True - Because many diagnostic and minor urologic surgical procedures are performed on an outpatient basis, aggressive client and family teaching is required. - Clients and families must know how to perform preoperative preparation, and untoward signs to look for after the procedure. This teaching must be carefully documented.
True or false: a person with kidney disease may be short of breath, anemic, or chronically fatigued.
True - Healthy kidney produces the hormone erythropoietin, which is necessary for production of red blood cells. - A person with kidney disease may be short of breath, anemic, or chronically fatigued because he or she does not have enough hemoglobin molecules to carry oxygen.
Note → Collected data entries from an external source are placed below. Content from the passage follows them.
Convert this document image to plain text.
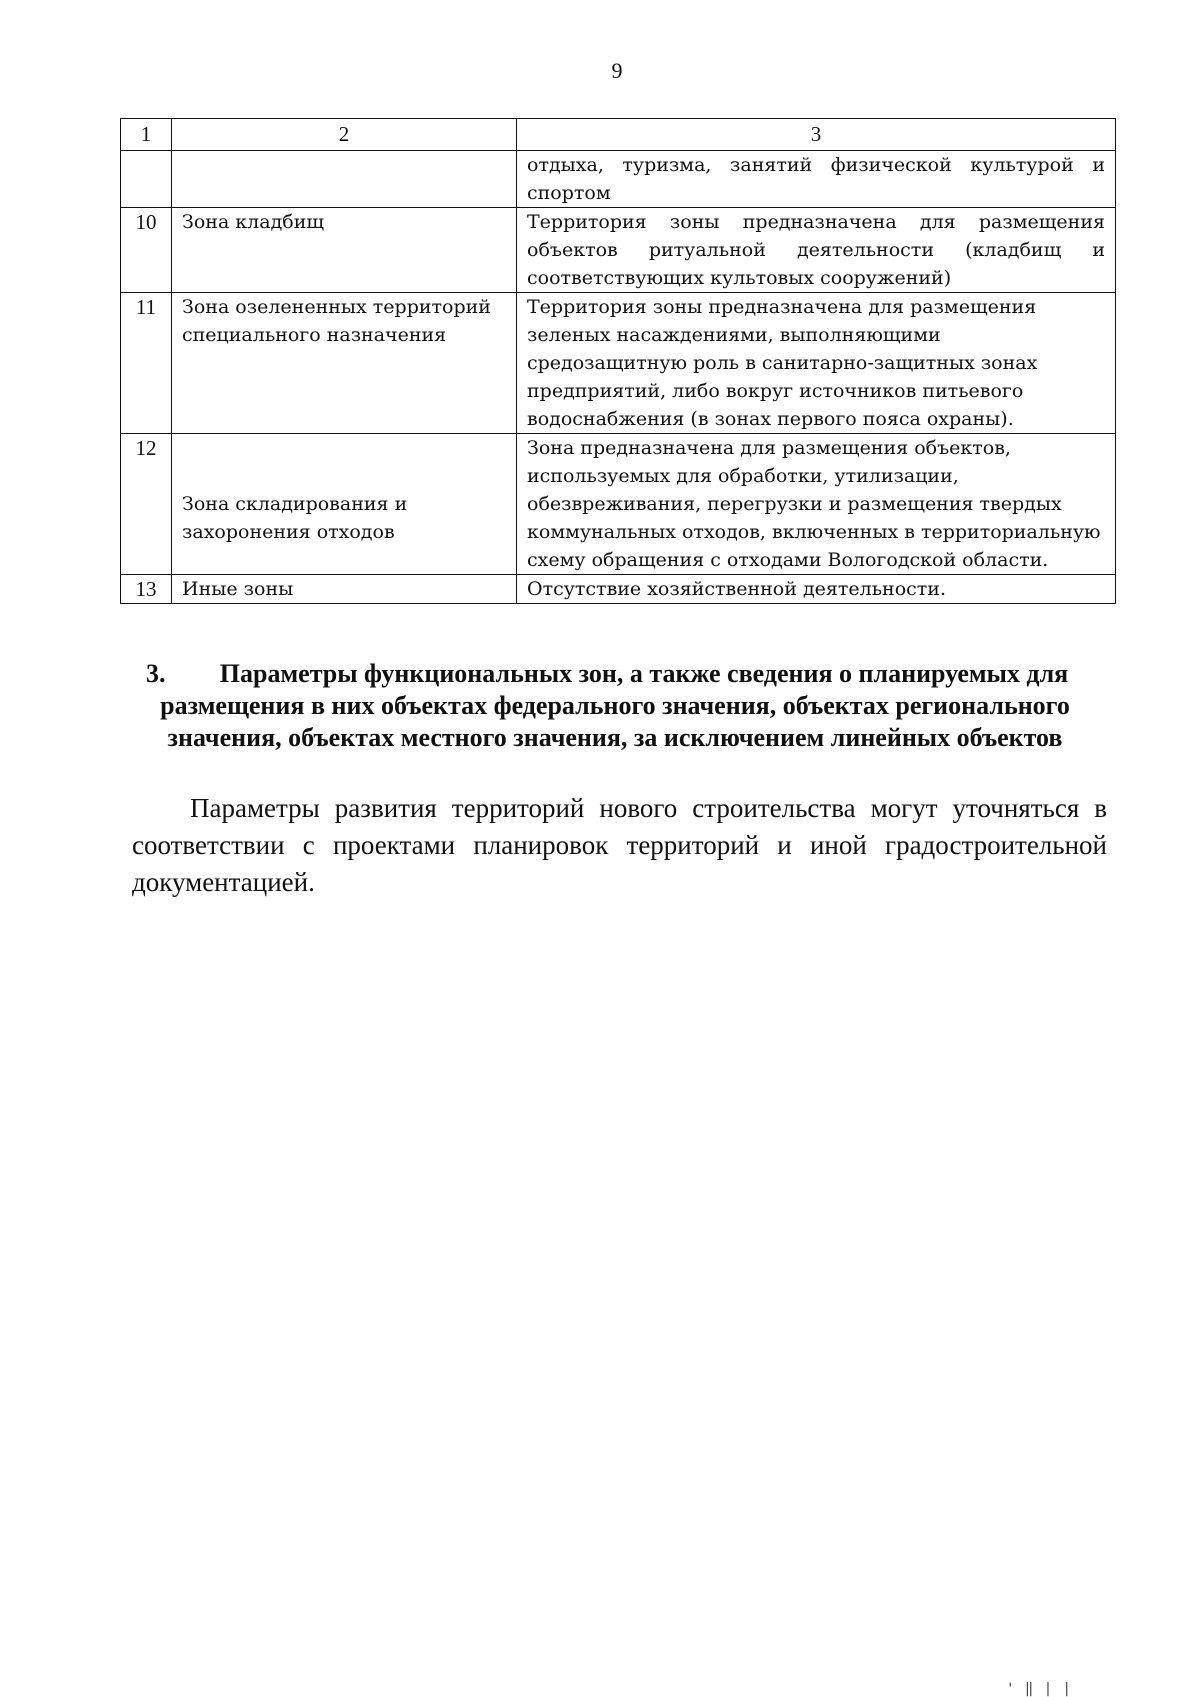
9
1	2	3
		отдыха, туризма, занятий физической культурой и спортом
10	Зона кладбищ	Территория зоны предназначена для размещения объектов ритуальной деятельности (кладбищ и соответствующих культовых сооружений)
11	Зона озелененных территорий специального назначения	Территория зоны предназначена для размещения зеленых насаждениями, выполняющими средозащитную роль в санитарно-защитных зонах предприятий, либо вокруг источников питьевого водоснабжения (в зонах первого пояса охраны).
12	Зона складирования и захоронения отходов	Зона предназначена для размещения объектов, используемых для обработки, утилизации, обезвреживания, перегрузки и размещения твердых коммунальных отходов, включенных в территориальную схему обращения с отходами Вологодской области.
13	Иные зоны	Отсутствие хозяйственной деятельности.
3.	Параметры функциональных зон, а также сведения о планируемых для размещения в них объектах федерального значения, объектах регионального значения, объектах местного значения, за исключением линейных объектов

Параметры развития территорий нового строительства могут уточняться в соответствии с проектами планировок территорий и иной градостроительной документацией.

' ‖ | |
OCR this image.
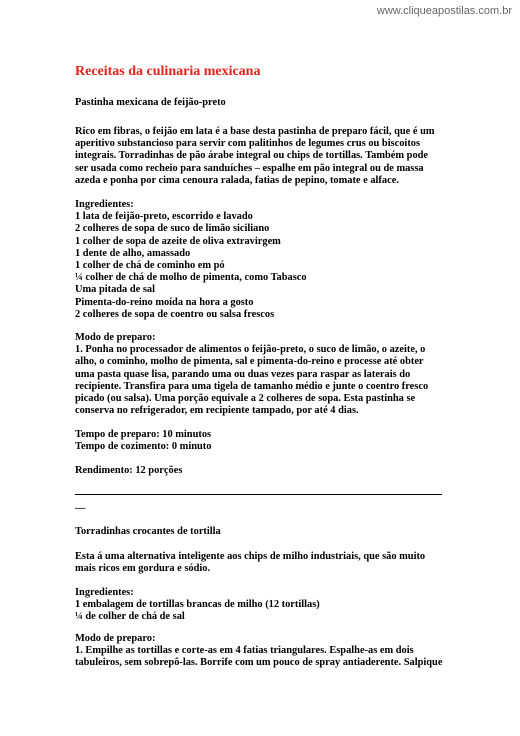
www.cliqueapostilas.com.br
Receitas da culinaria mexicana
Pastinha mexicana de feijão-preto
Rico em fibras, o feijão em lata é a base desta pastinha de preparo fácil, que é um
aperitivo substancioso para servir com palitinhos de legumes crus ou biscoitos
integrais. Torradinhas de pão árabe integral ou chips de tortillas. Também pode
ser usada como recheio para sanduíches – espalhe em pão integral ou de massa
azeda e ponha por cima cenoura ralada, fatias de pepino, tomate e alface.
Ingredientes:
1 lata de feijão-preto, escorrido e lavado
2 colheres de sopa de suco de limão siciliano
1 colher de sopa de azeite de oliva extravirgem
1 dente de alho, amassado
1 colher de chá de cominho em pó
¼ colher de chá de molho de pimenta, como Tabasco
Uma pitada de sal
Pimenta-do-reino moída na hora a gosto
2 colheres de sopa de coentro ou salsa frescos
Modo de preparo:
1. Ponha no processador de alimentos o feijão-preto, o suco de limão, o azeite, o
alho, o cominho, molho de pimenta, sal e pimenta-do-reino e processe até obter
uma pasta quase lisa, parando uma ou duas vezes para raspar as laterais do
recipiente. Transfira para uma tigela de tamanho médio e junte o coentro fresco
picado (ou salsa). Uma porção equivale a 2 colheres de sopa. Esta pastinha se
conserva no refrigerador, em recipiente tampado, por até 4 dias.
Tempo de preparo: 10 minutos
Tempo de cozimento: 0 minuto
Rendimento: 12 porções
—
Torradinhas crocantes de tortilla
Esta á uma alternativa inteligente aos chips de milho industriais, que são muito
mais ricos em gordura e sódio.
Ingredientes:
1 embalagem de tortillas brancas de milho (12 tortillas)
¼ de colher de chá de sal
Modo de preparo:
1. Empilhe as tortillas e corte-as em 4 fatias triangulares. Espalhe-as em dois
tabuleiros, sem sobrepô-las. Borrife com um pouco de spray antiaderente. Salpique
True or false: a client with chronic renal failure could show signs of anemia.
True - In chronic renal failure or end-stage renal disease (ESRD), the kidneys do not function properly, so adequate erythropoietin is not produced. This usually results in anemia, a common finding in these clients. Many clients with ESRD receive synthetic erythropoietin (epoietin alfa) to alleviate anemia.
True or false: foods ingested can alter the acidity or alkalinity of urine.
True - Urine is normally acidic, with a pH of about 6 (pH range: 4.5-8). Foods ingested can alter the acidity or alkalinity, color, and odor of urine. Foods that will acidify urine include cranberries, meat, and a high-protein diet. - Foods that will alkalinize urine include citrus fruits, dairy products, and legumes.